Scientists from the DoE’s Brookhaven National Laboratory and Energy Sciences Network (ESnet) and Stony Brook University have been working on an experiment that keeps U.S. quantum networking research on the international map. They have built a quantum-network testbed that connects several buildings on the Brookhaven Lab campus using portable quantum entanglement sources and an existing ESnet communications fiber network—a significant step toward building a large-scale quantum network that can transmit information over long distances.
“In quantum mechanics, the physical properties of entangled particles remain associated, even when separated by vast distances,” says Kerstin Kleese van Dam, director of Brookhaven Lab’s Computational Science Initiative. ”Thus, when measurements are performed on one side, it also affects the other. To date, this work has been successfully demonstrated with entangled photons separated by approximately 11 miles. This is one of the largest quantum entanglement distribution networks in the world, and the longest-distance entanglement experiment in the U.S.”
One distinct aspect of the team’s work that sets it apart from quantum networks being run in China and Europe is that the entanglement sources are portable and can be easily mounted in standard data center computer server racks connected to regular fiber-distribution panels.
The team successfully installed a portable quantum-entangled photon source in a server rack housed within the BNL Scientific Data and Computing Center, where the lab’s central networking hub is located.
With this connectivity, entangled photons now can be distributed to every building on the Lab’s campus over Brookhaven and ESnet fiber infrastructure. ESnet’s fibers have been placed along paths between buildings to enable the distribution and study of entanglement over increasingly longer distances. The portable entanglement sources also are compatible with existing quantum memories (atom-filled glass cells that can store quantum information). Normally kept at super-cold temperatures, these cells can be stimulated using lasers to control the atomic states within them.
The Brookhaven-testbed features portable quantum memories that operate at room temperature. Such memories, engineered for quantum networking on a large scale, have been a longtime “pet project” for Eden Figueroa, a joint appointee with Brookhaven’s CSI and Instrumentation Division and a Stony Brook University professor who leads its Quantum Information Technology group. He serves as lead investigator of the quantum networking testbed project.

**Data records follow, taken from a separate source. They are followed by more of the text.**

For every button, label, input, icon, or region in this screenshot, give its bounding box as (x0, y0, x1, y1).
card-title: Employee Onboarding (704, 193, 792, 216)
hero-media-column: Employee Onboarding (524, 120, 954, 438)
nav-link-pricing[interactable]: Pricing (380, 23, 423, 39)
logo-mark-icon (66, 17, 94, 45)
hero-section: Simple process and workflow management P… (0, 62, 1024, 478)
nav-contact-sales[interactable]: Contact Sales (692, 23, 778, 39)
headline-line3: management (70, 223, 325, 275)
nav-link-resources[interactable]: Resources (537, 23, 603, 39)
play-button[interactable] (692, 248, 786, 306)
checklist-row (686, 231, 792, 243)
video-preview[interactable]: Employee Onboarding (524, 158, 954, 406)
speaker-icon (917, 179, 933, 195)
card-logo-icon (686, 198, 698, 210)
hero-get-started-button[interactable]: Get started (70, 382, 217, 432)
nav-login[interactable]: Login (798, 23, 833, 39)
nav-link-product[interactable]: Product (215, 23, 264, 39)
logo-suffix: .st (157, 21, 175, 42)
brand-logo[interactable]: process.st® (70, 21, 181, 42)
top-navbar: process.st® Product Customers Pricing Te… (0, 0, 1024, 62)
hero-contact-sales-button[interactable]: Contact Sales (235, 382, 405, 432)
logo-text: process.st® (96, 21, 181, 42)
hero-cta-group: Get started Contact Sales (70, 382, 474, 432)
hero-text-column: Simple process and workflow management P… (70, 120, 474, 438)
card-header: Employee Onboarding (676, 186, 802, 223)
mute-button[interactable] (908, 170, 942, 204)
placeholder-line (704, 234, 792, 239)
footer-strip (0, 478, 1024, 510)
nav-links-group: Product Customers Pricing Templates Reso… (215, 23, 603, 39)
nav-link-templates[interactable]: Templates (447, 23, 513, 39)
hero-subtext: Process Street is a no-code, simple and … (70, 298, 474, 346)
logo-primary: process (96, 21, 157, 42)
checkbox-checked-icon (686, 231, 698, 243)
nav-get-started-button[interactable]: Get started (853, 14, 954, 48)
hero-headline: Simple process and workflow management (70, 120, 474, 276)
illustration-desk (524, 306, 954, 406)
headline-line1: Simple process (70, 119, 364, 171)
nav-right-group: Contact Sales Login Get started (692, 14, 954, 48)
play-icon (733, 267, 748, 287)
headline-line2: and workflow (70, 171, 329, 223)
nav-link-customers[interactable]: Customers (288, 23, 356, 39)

“The demonstration aims to combine entanglement with compatible atomic quantum memories,” Figueroa says “Our quantum memories have the advantage of operating at room temperature rather than requiring subfreezing cold. This makes it natural to expand the test to principles of quantum repeaters, which are the technological keys to quantum communication over hundreds of kilometers.”
Quantum networks send light pulses (photons) through the fiber, which requires the light to be periodically amplified as it travels through the lines. However, unlike digital transmissions in communication networks, quantum entanglement is limited by decoherence, where entangled photons, for example, revert to classical states because interactions with the environment make them lose the ability to remain entangled. This limits these fragile quantum states from being sent over large distances.
Viable quantum repeaters will let Figueroa and his team scale up ongoing experiments within “local-area” quantum networks to a distributed, or “wide-area,” version. In anticipation of this, the team is building the necessary optical connections to link Brookhaven Lab’s quantum network to ones at Stony Brook and Yale universities.
“The quantum network with entangled photon sources mounted in server racks, portable quantum memories, and operable repeaters will mark the first real quantum communication network in the world that truly connects quantum computing processors and memories using photonic quantum entanglement,” Figueroa says. “It will mark a sea change in communications that can impact the world.”